On the way to Las Vegas last month, we had a flight delay. Chicago was snowed in and we had to wait a day to leave. That was, um, crappy. On the way to the bar (quickly please), I remembered there were five steps to the grieving process: Numbness, Denial and Isolation, Anger, Depression, and Acceptance. Knowing that these are the five phases, I hoped, would short-circuit the process and take me straight to the Acceptance bit, but that's not how it works. Instead it just adds another phase to the coping cycle: New-age philosophy derangement, or, Confusion.
The field of psychiatry has brought us no closer to a quick and useful tool for personal empowerment, which you'd think would be the goal. What it has brought us is a nomenclature that enables caregivers to be total smartasses who are always right.

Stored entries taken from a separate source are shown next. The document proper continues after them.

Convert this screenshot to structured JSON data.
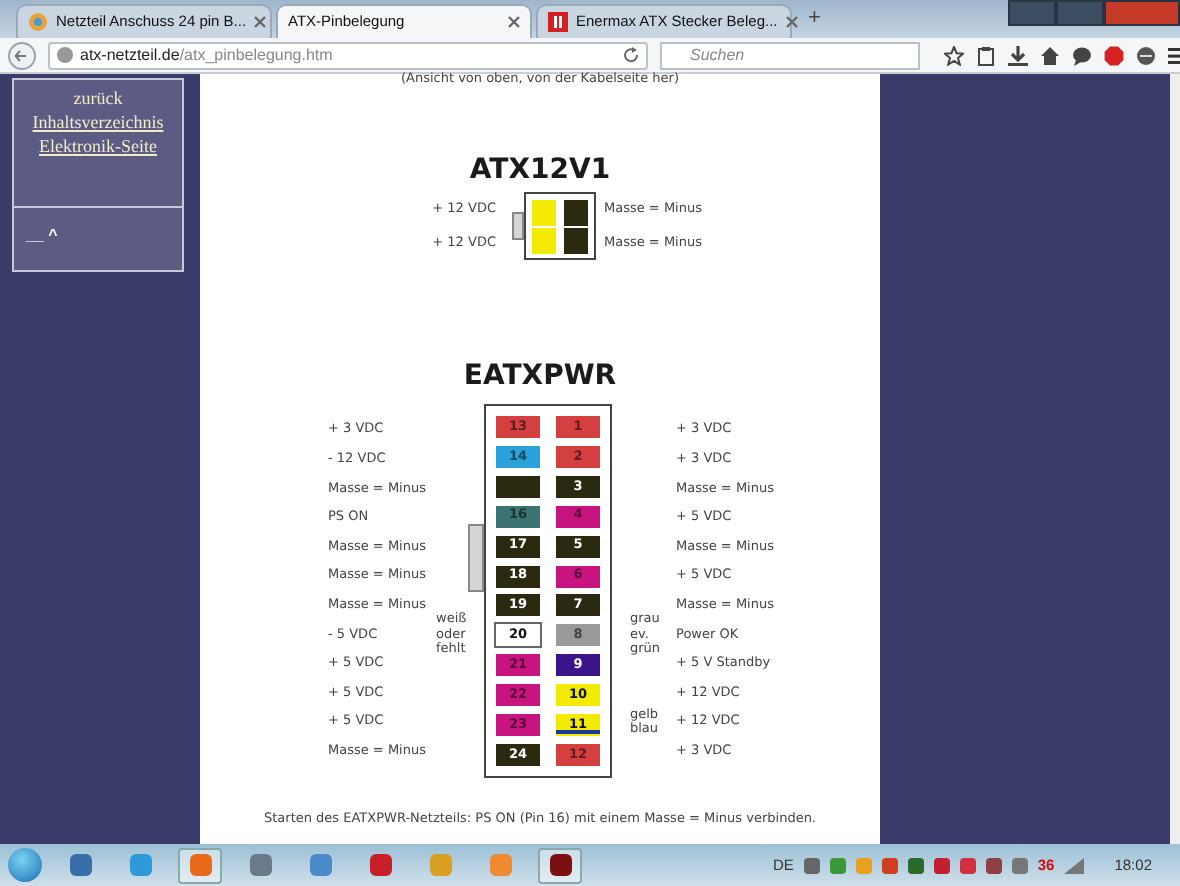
{
  "browser": {
    "tabs": [
      {
        "label": "Netzteil Anschuss 24 pin B...",
        "selected": false
      },
      {
        "label": "ATX-Pinbelegung",
        "selected": true
      },
      {
        "label": "Enermax ATX Stecker Beleg...",
        "selected": false
      }
    ],
    "new_tab": "+",
    "address": {
      "domain": "atx-netzteil.de",
      "path": "/atx_pinbelegung.htm"
    },
    "search": {
      "placeholder": "Suchen"
    }
  },
  "sidebar": {
    "links": [
      {
        "text": "zurück",
        "kind": "text"
      },
      {
        "text": "Inhaltsverzeichnis",
        "kind": "link"
      },
      {
        "text": "Elektronik-Seite",
        "kind": "link"
      }
    ],
    "footer": "__ ^"
  },
  "page": {
    "caption": "(Ansicht von oben, von der Kabelseite her)",
    "atx12v1": {
      "title": "ATX12V1",
      "rows": [
        {
          "left": "+ 12 VDC",
          "pins": [
            {
              "color": "#f2ea00"
            },
            {
              "color": "#2b2a10"
            }
          ],
          "right": "Masse = Minus"
        },
        {
          "left": "+ 12 VDC",
          "pins": [
            {
              "color": "#f2ea00"
            },
            {
              "color": "#2b2a10"
            }
          ],
          "right": "Masse = Minus"
        }
      ]
    },
    "eatxpwr": {
      "title": "EATXPWR",
      "rows": [
        {
          "left": "+ 3 VDC",
          "pins": [
            {
              "label": "13",
              "color": "#d44040"
            },
            {
              "label": "1",
              "color": "#d44040"
            }
          ],
          "right": "+ 3 VDC"
        },
        {
          "left": "- 12 VDC",
          "pins": [
            {
              "label": "14",
              "color": "#2aa2da"
            },
            {
              "label": "2",
              "color": "#d44040"
            }
          ],
          "right": "+ 3 VDC"
        },
        {
          "left": "Masse = Minus",
          "pins": [
            {
              "color": "#2b2a10"
            },
            {
              "label": "3",
              "color": "#2b2a10"
            }
          ],
          "right": "Masse = Minus"
        },
        {
          "left": "PS ON",
          "pins": [
            {
              "label": "16",
              "color": "#3c7474"
            },
            {
              "label": "4",
              "color": "#c8147e"
            }
          ],
          "right": "+ 5 VDC"
        },
        {
          "left": "Masse = Minus",
          "pins": [
            {
              "label": "17",
              "color": "#2b2a10"
            },
            {
              "label": "5",
              "color": "#2b2a10"
            }
          ],
          "right": "Masse = Minus"
        },
        {
          "left": "Masse = Minus",
          "pins": [
            {
              "label": "18",
              "color": "#2b2a10"
            },
            {
              "label": "6",
              "color": "#c8147e"
            }
          ],
          "right": "+ 5 VDC"
        },
        {
          "left": "Masse = Minus",
          "pins": [
            {
              "label": "19",
              "color": "#2b2a10"
            },
            {
              "label": "7",
              "color": "#2b2a10"
            }
          ],
          "right": "Masse = Minus"
        },
        {
          "left": "- 5 VDC",
          "pins": [
            {
              "label": "20",
              "color": "#ffffff",
              "annotation": "weiß oder fehlt"
            },
            {
              "label": "8",
              "color": "#9a9a9a",
              "annotation": "grau ev. grün"
            }
          ],
          "right": "Power OK"
        },
        {
          "left": "+ 5 VDC",
          "pins": [
            {
              "label": "21",
              "color": "#c8147e"
            },
            {
              "label": "9",
              "color": "#3a1488"
            }
          ],
          "right": "+ 5 V Standby"
        },
        {
          "left": "+ 5 VDC",
          "pins": [
            {
              "label": "22",
              "color": "#c8147e"
            },
            {
              "label": "10",
              "color": "#f2ea00"
            }
          ],
          "right": "+ 12 VDC"
        },
        {
          "left": "+ 5 VDC",
          "pins": [
            {
              "label": "23",
              "color": "#c8147e"
            },
            {
              "label": "11",
              "color": "#f2ea00",
              "stripe": {
                "color": "#1a3aa0"
              },
              "annotation": "gelb blau"
            }
          ],
          "right": "+ 12 VDC"
        },
        {
          "left": "Masse = Minus",
          "pins": [
            {
              "label": "24",
              "color": "#2b2a10"
            },
            {
              "label": "12",
              "color": "#d44040"
            }
          ],
          "right": "+ 3 VDC"
        }
      ]
    },
    "note": "Starten des EATXPWR-Netzteils: PS ON (Pin 16) mit einem Masse = Minus verbinden."
  },
  "taskbar": {
    "language": "DE",
    "tray_number": "36",
    "time": "18:02"
  }
}
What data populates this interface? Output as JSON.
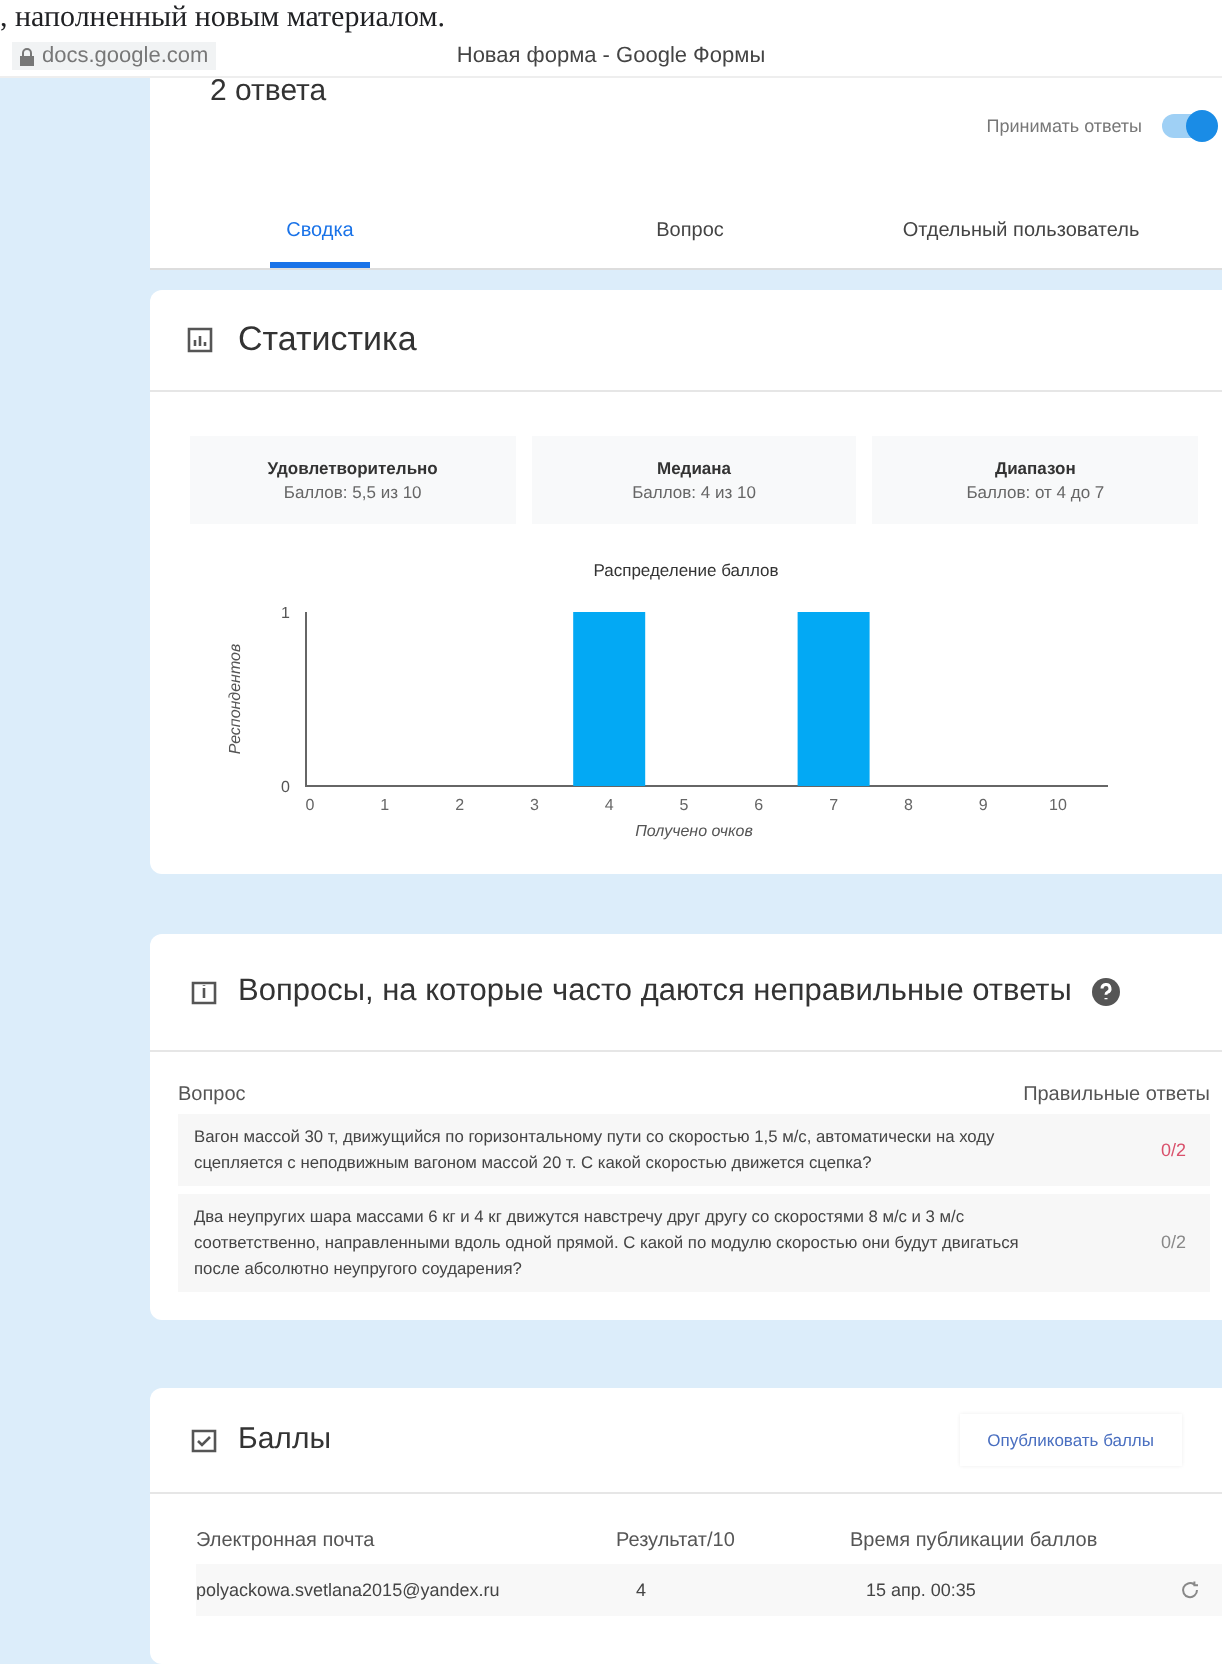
{
  "page_text": ", наполненный новым материалом.",
  "browser": {
    "address": "docs.google.com",
    "title": "Новая форма - Google Формы"
  },
  "header": {
    "responses": "2 ответа",
    "accepting": {
      "label": "Принимать ответы",
      "on": true
    }
  },
  "tabs": [
    {
      "label": "Сводка",
      "selected": true
    },
    {
      "label": "Вопрос",
      "selected": false
    },
    {
      "label": "Отдельный пользователь",
      "selected": false
    }
  ],
  "statistics": {
    "title": "Статистика",
    "cards": [
      {
        "label": "Удовлетворительно",
        "value": "Баллов: 5,5 из 10"
      },
      {
        "label": "Медиана",
        "value": "Баллов: 4 из 10"
      },
      {
        "label": "Диапазон",
        "value": "Баллов: от 4 до 7"
      }
    ],
    "chart_data": {
      "type": "bar",
      "title": "Распределение баллов",
      "xlabel": "Получено очков",
      "ylabel": "Респондентов",
      "categories": [
        "0",
        "1",
        "2",
        "3",
        "4",
        "5",
        "6",
        "7",
        "8",
        "9",
        "10"
      ],
      "series": [
        {
          "color": "#03a9f4",
          "values": [
            0,
            0,
            0,
            0,
            1,
            0,
            0,
            1,
            0,
            0,
            0
          ]
        }
      ],
      "ylim": [
        0,
        1
      ],
      "yticks": [
        0,
        1
      ]
    }
  },
  "frequent_wrong": {
    "title": "Вопросы, на которые часто даются неправильные ответы",
    "columns": [
      "Вопрос",
      "Правильные ответы"
    ],
    "rows": [
      {
        "question": "Вагон массой 30 т, движущийся по горизонтальному пути со скоростью 1,5 м/с, автоматически на ходу сцепляется с неподвижным вагоном массой 20 т. С какой скоростью движется сцепка?",
        "correct": "0/2",
        "flagged": true
      },
      {
        "question": "Два неупругих шара массами 6 кг и 4 кг движутся навстречу друг другу со скоростями 8 м/с и 3 м/с соответственно, направленными вдоль одной прямой. С какой по модулю скоростью они будут двигаться после абсолютно неупругого соударения?",
        "correct": "0/2",
        "flagged": false
      }
    ]
  },
  "scores": {
    "title": "Баллы",
    "publish_button": "Опубликовать баллы",
    "columns": [
      "Электронная почта",
      "Результат/10",
      "Время публикации баллов"
    ],
    "rows": [
      {
        "email": "polyackowa.svetlana2015@yandex.ru",
        "result": "4",
        "published": "15 апр. 00:35"
      }
    ]
  }
}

I had a dream that I had a liver transplant. My girlfriend was one of the nurses. They cut me open like a grape. I had this gash down my right side, looked like a hot dog that'd been in the microwave too long. I kept trying to get her over there to talk and hang out with me but she had to work. I was on drugs in the dream too. Ever have those? Where everything goes woozy? Why can't dreams be lucid all the time and involve what you want them to, like the Olsen twins in catsuits, maybe throw in a little flying, anything but a f-in' liver transplant. Maybe a little drugged-ness is built into people. I spend my work day at a high alertness level, so maybe because only in my dreams can I get my substance fix, I have these sleepy dreams with smeared colors and sounds like the inside of a closet.